FYI lagi, Di kelurahan Putat Bangah Kecamatan Sawahan, Surabaya ini terdapat dua lokalisasi itu membelah dan membagi jalan jarak menjadi dua bagian. Kalau dari arah Banyu Urip, sebelah kanan jalan adalah Jarak, untuk mereka yang ibaratnya mesin sudah aus, sudah nggak muda lagi yang tentu saja harganya juga murmer. Sementara di sebelah kiri adalah untuk mereka yang masih semelohe-semelohe, tempat (losmen)nyapun lebih bersih dan gemerlap, setiap menjelang jam lima petang perempuan-perempuan ini sudah siap dengan dandanan menor dan baju seksi menggoda. Sayang saya tidak terlalu pintar mendeskripsikan betapa cantik dan seksinya mereka dengan posisi menangtang siap dimangsa. Sayang banget juga, padahal kalo jadi istri, suaminya pasti betah di rumah. Jadi jangan kaget kalo lewat sana ada banyak rumah dari kaca yang isinya kalo malam adalah perempuan-perempuan ini. Saya dan teman-teman sampai menganalogikan dengan ikan di akuarium yang terang benderang.

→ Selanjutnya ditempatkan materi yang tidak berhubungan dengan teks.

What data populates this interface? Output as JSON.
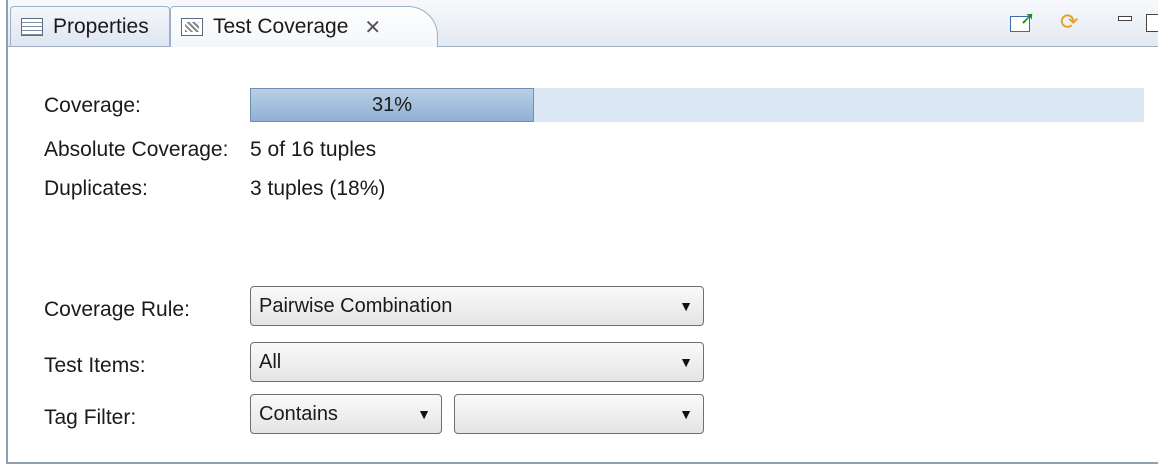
{
  "tabs": [
    {
      "label": "Properties",
      "icon": "properties-icon"
    },
    {
      "label": "Test Coverage",
      "icon": "coverage-icon",
      "active": true
    }
  ],
  "toolbar": {
    "export_icon": "export-icon",
    "refresh_icon": "refresh-icon",
    "minimize_icon": "minimize-icon",
    "maximize_icon": "maximize-icon"
  },
  "coverage": {
    "label": "Coverage:",
    "percent_text": "31%",
    "fraction": 0.31
  },
  "absolute": {
    "label": "Absolute Coverage:",
    "value": "5 of 16 tuples"
  },
  "duplicates": {
    "label": "Duplicates:",
    "value": "3 tuples (18%)"
  },
  "coverage_rule": {
    "label": "Coverage Rule:",
    "value": "Pairwise Combination"
  },
  "test_items": {
    "label": "Test Items:",
    "value": "All"
  },
  "tag_filter": {
    "label": "Tag Filter:",
    "mode": "Contains",
    "value": ""
  },
  "colors": {
    "progress_fill": "#a3bfdd",
    "progress_track": "#dbe7f3",
    "border": "#8f9fb3"
  }
}
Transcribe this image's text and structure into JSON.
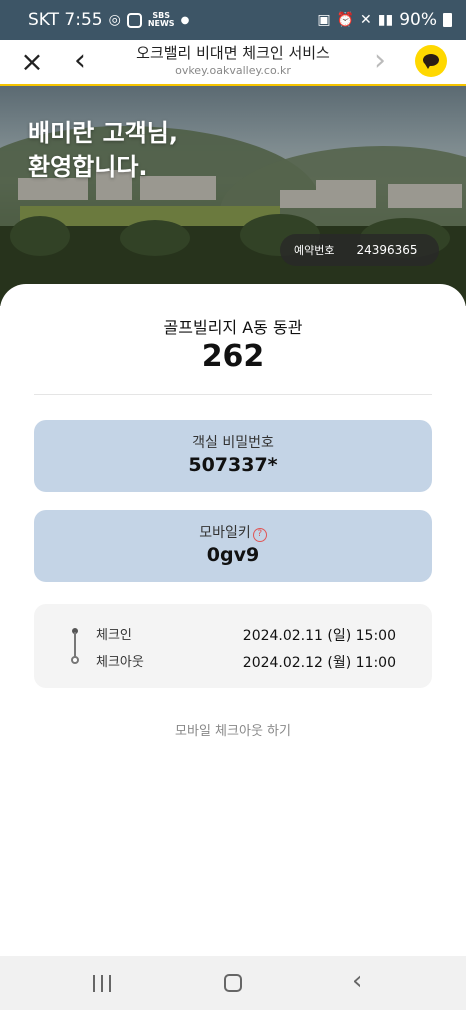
{
  "status_bar": {
    "carrier_time": "SKT 7:55",
    "news_badge": "SBS\nNEWS",
    "battery": "90%"
  },
  "browser": {
    "title": "오크밸리 비대면 체크인 서비스",
    "url": "ovkey.oakvalley.co.kr",
    "close_icon": "close-icon",
    "back_icon": "chevron-left-icon",
    "forward_icon": "chevron-right-icon",
    "share_icon": "kakaotalk-icon"
  },
  "hero": {
    "greeting_line1": "배미란 고객님,",
    "greeting_line2": "환영합니다.",
    "reservation_label": "예약번호",
    "reservation_number": "24396365"
  },
  "room": {
    "building": "골프빌리지 A동 동관",
    "number": "262"
  },
  "room_password": {
    "label": "객실 비밀번호",
    "value": "507337*"
  },
  "mobile_key": {
    "label": "모바일키",
    "value": "0gv9",
    "help_icon": "question-circle-icon"
  },
  "schedule": {
    "checkin_label": "체크인",
    "checkin_value": "2024.02.11 (일) 15:00",
    "checkout_label": "체크아웃",
    "checkout_value": "2024.02.12 (월) 11:00"
  },
  "actions": {
    "mobile_checkout": "모바일 체크아웃 하기"
  },
  "colors": {
    "accent_yellow": "#f5c400",
    "box_blue": "#c4d4e6",
    "kakao_yellow": "#ffd800"
  }
}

Di kecamatan Sawahan, tepatnya kelurahan Banyu urip selain Dolly dan Jarak juga terdapat lokalisasi waria yaitu di kuburan kembang kuning. Saya pernah tersesat mesuk ke kuburan kembang kuning ini jam 8 malam, karena diajak syukuran bersama salah satu pak RT di Dolly dalam rangka malam 17 agustusan bersama teman-teman KKN yang lain. Naasnya karena kos-an saya di sebelah timur Dolly dan waktu banyak jalan ditutup untuk malam 17 agustusan, saya puter-puter dan masuklah saya ke komplek kuburan ini. Tancap gas begitu sadar sambil istighfar dan sholawat sebanyak-banyaknya, Alhamdulillah keluar juga dengan selamat tak kurang suatu apapun. Ternyata jam 8 malam masih terlalu sore untuk mbakmas-mbakmas ini.
Lanjuut…
Akhirnya kami cari masjid (yang di daerah sebelah kanan jalan Dolly), berkenalan dengan pengurus, dan kami menawarkan tenaga untuk membantu mengajar ngaji anak-anak di TPA (yang ini baru Taman Pendidikan Al-Quran). Wow mengajar ngaji disini dengan waktu ba’da ashar sensasinya Ruuaarrr biasa. Suara saya nyaris habis bersaing dengan dentuman musik yang mulai meraja. Ini masih sore lho, gimana kalo sudah malam. Kata Pak ustadz disana, anak-anak ini sebagian adalah anak-anak dari perempuan yang harus diselamatkan (apa ya, kata yang betul? Menyebut mereka pekerja menurut saya itu bukan pekerjaan).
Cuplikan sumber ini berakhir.